Both Gugliotta and Wilson were prohibited by their attorneys from being interviewed. Wilson's Amagansett-based attorney, Brian Lester, declined to address details of the case.
"At this point we're going to answer it in the proper fashion in the courts," Lester said.
Wilson attended the April hearing to discuss her application to build an exterior staircase on her Elm Street home, and Gugliotta was among three residents who objected.
According to the lawsuit, in a statement "not relevant or material to the proceedings," Wilson spoke of the plaintiff when she said: "It is just when people bring up my daughter, it gets a little upsetting to me. Especially when grown men want to look at little girls."
The lawsuit adds that after the hearing, Wilson looked directly at Gugliotta and warned him to stay away from her daughter.

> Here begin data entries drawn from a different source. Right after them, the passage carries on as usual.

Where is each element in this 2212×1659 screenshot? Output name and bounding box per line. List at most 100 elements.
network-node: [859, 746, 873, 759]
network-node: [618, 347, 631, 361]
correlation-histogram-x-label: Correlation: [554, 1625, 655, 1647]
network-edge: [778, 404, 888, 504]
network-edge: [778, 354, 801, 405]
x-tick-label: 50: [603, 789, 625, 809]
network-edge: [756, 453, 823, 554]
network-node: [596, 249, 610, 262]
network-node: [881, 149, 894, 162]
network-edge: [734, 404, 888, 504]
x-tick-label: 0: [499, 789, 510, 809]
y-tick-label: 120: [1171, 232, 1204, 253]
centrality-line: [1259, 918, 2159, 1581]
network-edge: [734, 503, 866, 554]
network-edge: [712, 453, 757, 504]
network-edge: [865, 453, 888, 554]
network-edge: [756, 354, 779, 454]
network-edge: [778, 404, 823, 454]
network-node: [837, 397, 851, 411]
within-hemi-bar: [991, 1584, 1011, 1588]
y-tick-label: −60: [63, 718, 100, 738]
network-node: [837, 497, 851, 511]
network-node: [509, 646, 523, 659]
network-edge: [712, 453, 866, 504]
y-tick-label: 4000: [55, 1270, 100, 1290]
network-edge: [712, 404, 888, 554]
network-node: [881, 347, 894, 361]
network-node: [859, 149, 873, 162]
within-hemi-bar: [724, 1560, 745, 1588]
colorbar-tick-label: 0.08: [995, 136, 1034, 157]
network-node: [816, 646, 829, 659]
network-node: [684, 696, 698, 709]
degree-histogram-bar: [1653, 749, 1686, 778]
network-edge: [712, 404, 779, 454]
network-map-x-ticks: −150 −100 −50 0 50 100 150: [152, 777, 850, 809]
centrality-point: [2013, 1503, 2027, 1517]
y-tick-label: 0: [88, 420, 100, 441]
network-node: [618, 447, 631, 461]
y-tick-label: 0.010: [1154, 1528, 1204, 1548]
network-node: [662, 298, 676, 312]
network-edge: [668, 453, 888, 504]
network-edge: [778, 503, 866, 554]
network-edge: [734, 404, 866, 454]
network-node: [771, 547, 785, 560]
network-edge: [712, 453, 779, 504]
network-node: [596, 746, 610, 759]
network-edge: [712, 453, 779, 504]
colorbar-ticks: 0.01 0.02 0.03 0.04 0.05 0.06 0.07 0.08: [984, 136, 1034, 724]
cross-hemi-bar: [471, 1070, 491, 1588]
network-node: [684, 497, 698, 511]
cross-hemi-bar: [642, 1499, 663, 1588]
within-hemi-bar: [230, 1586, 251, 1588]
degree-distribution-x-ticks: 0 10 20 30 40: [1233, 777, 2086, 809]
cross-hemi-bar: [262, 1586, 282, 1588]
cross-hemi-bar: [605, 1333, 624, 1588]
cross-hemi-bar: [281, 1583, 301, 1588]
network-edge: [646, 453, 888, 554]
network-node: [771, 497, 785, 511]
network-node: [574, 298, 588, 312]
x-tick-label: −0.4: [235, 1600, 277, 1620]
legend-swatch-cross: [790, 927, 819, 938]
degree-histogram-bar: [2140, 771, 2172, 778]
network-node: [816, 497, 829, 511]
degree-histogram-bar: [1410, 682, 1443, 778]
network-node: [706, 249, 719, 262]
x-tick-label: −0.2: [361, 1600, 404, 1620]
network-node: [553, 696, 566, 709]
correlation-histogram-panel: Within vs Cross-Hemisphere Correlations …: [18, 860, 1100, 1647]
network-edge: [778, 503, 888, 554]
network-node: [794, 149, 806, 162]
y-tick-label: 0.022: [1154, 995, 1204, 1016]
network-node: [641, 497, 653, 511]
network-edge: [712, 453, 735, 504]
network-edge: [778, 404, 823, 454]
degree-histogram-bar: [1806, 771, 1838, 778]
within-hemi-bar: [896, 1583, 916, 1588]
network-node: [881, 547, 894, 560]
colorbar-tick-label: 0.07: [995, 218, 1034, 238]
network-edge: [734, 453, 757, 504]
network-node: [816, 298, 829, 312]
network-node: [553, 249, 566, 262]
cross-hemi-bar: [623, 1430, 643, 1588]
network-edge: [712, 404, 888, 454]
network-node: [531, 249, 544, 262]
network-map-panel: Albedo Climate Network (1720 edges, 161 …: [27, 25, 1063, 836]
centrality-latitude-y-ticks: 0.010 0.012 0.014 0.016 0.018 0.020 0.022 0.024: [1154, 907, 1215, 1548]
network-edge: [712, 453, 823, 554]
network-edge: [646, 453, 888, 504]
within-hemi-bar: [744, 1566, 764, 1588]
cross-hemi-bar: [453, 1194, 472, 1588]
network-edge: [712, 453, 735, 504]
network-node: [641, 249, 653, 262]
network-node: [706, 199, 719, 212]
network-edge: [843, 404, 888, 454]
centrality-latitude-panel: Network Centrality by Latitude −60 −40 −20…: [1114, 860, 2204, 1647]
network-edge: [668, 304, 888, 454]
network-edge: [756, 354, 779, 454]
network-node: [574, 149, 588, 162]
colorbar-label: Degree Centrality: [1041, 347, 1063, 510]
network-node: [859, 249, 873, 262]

Borovina said Wilson exercised bad judgment and made her accusations to intimidate Gugliotta and others who oppose her staircase plan.
The camera was installed in 2013 when Wilson and Gugliotta were embroiled in a property line battle involving their shared driveway and he wanted to gather evidence, Borovina said. Wilson chained her pickup truck to a column in front of her home after Gugliotta threatened to tow it away because part of her driveway was on his property.
As part of a settlement reached that year, Gugliotta gave Wilson easement rights that allowed her to park on part of his property, and at Wilson's request he agreed that the camera would not be pointed at any of Wilson's living areas. After the settlement, Borovina said his client turned off the camera, though it remains attached to his house.